Políticos que foram aos funerais do papa João Paulo II tinham muita fé, principalmente nos dividendos políticos que poderão colher de sua manifestação de religiosidade e respeito ao chefe da Igreja Católica. Até George Bush, que nos últimos tempos mais parece ter um pacto com o diabo, além de outros chefes de Estado. Não podemos nos esquecer, entretanto, que aos funerais do papa também compareceram chefes de outras igrejas, cristãs muitas e algumas de outros credos, o que comprova o merecido prestígio do primeiro polonês a chefiar a Igreja. E por quase 27 anos.
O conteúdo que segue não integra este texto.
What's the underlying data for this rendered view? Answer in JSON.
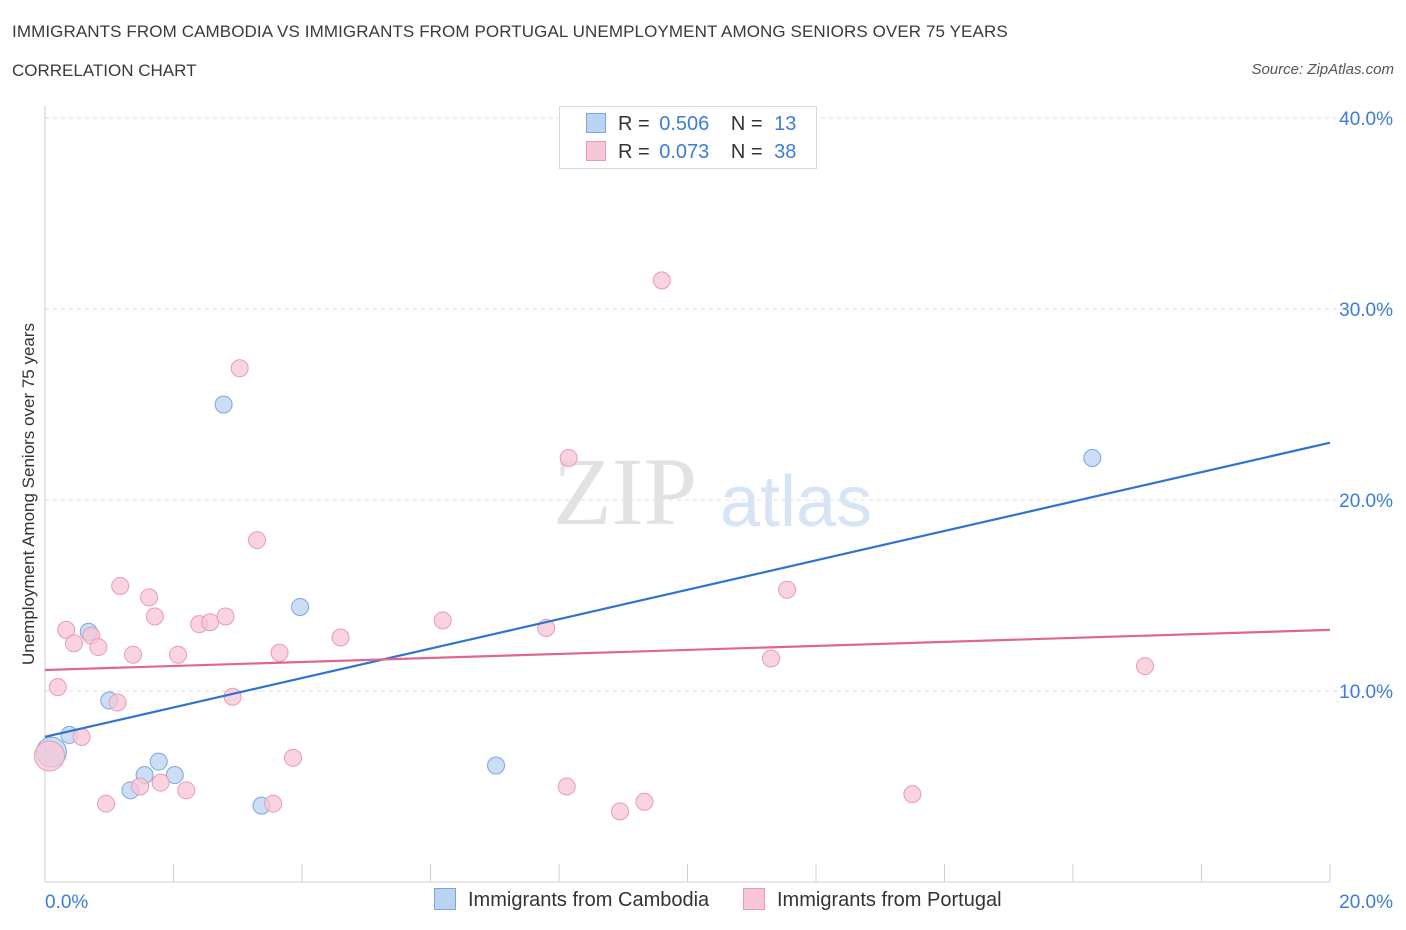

Não nos cabe, ou mesmo interessa, analisar as razões de outras autoridades para essa ostentatória presença nos dias de luto vividos no Vaticano. Muitos manifestaram sincero pesar e respeito pela figura do grande líder religioso que o mundo perdeu. Interessa-nos mais de perto examinar a participação dos brasileiros liderados pelo presidente Lula, que compôs um grupo de peregrinos política e religiosamente ecumênico. Com ele viajaram dona Marisa e mais os presidentes do Supremo Tribunal Federal, da Câmara dos Deputados, seu hoje adversário e até inimigo político, o presidente do Senado, aliado às meias; o ex-presidente Fernando Henrique Cardoso, sempre diplomata e gentil com seu sucessor, mas que largou farpas dizendo que Lula erra demais; o ex-presidente José Sarney, um situacionista que com o governo petista fez uma aliança estranha, e mais líderes religiosos dos mais variados credos, inclusive uma mãe-de-santo que perdeu o vôo e, assim, privou o corpo do papa duma encomenda na base do candomblé.

Com essa trupe, ficou indubitável o desejo de Lula de tirar dividendos políticos de seu comparecimento aos funerais do papa. Como outros líderes políticos mundiais foram movidos pelo mesmo caridoso desejo de granjear simpatias, alianças e votos, entendamos que Lula não agiu erradamente. Mas agiu de forma preocupante.

Sentando-se na primeira fila, à qual tinha direito, pois preside o maior país católico das Américas, comungou antes do sepultamento. Justificando-se diante da imprensa, disse e não precisa provar que é católico. Mas à pergunta embaraçosa sobre se confessou antes, o que é necessário para que se possa receber a hóstia, foi nada modesto. Declarou simplesmente que é um homem sem pecados. O próprio papa nunca ousou dizer que era um homem sem pecados.

Uma bola-fora ou uma pretensão?

Se pretensão, explicam-se os milagres de desenvolvimento e progresso social que promete como maná que vai chover do céu… E isso quando o petróleo está com preços nas alturas, a inflação volta a crescer, o dólar a cair, para desgosto dos exportadores, há seca frustrando a safra e o desemprego não se reduz. Melhor que admita que é um homem que pode errar e, com os pés no chão, trate com sabedoria e humildade os problemas nacionais. Que não tente, por entender-se sem pecados, fazer milagres.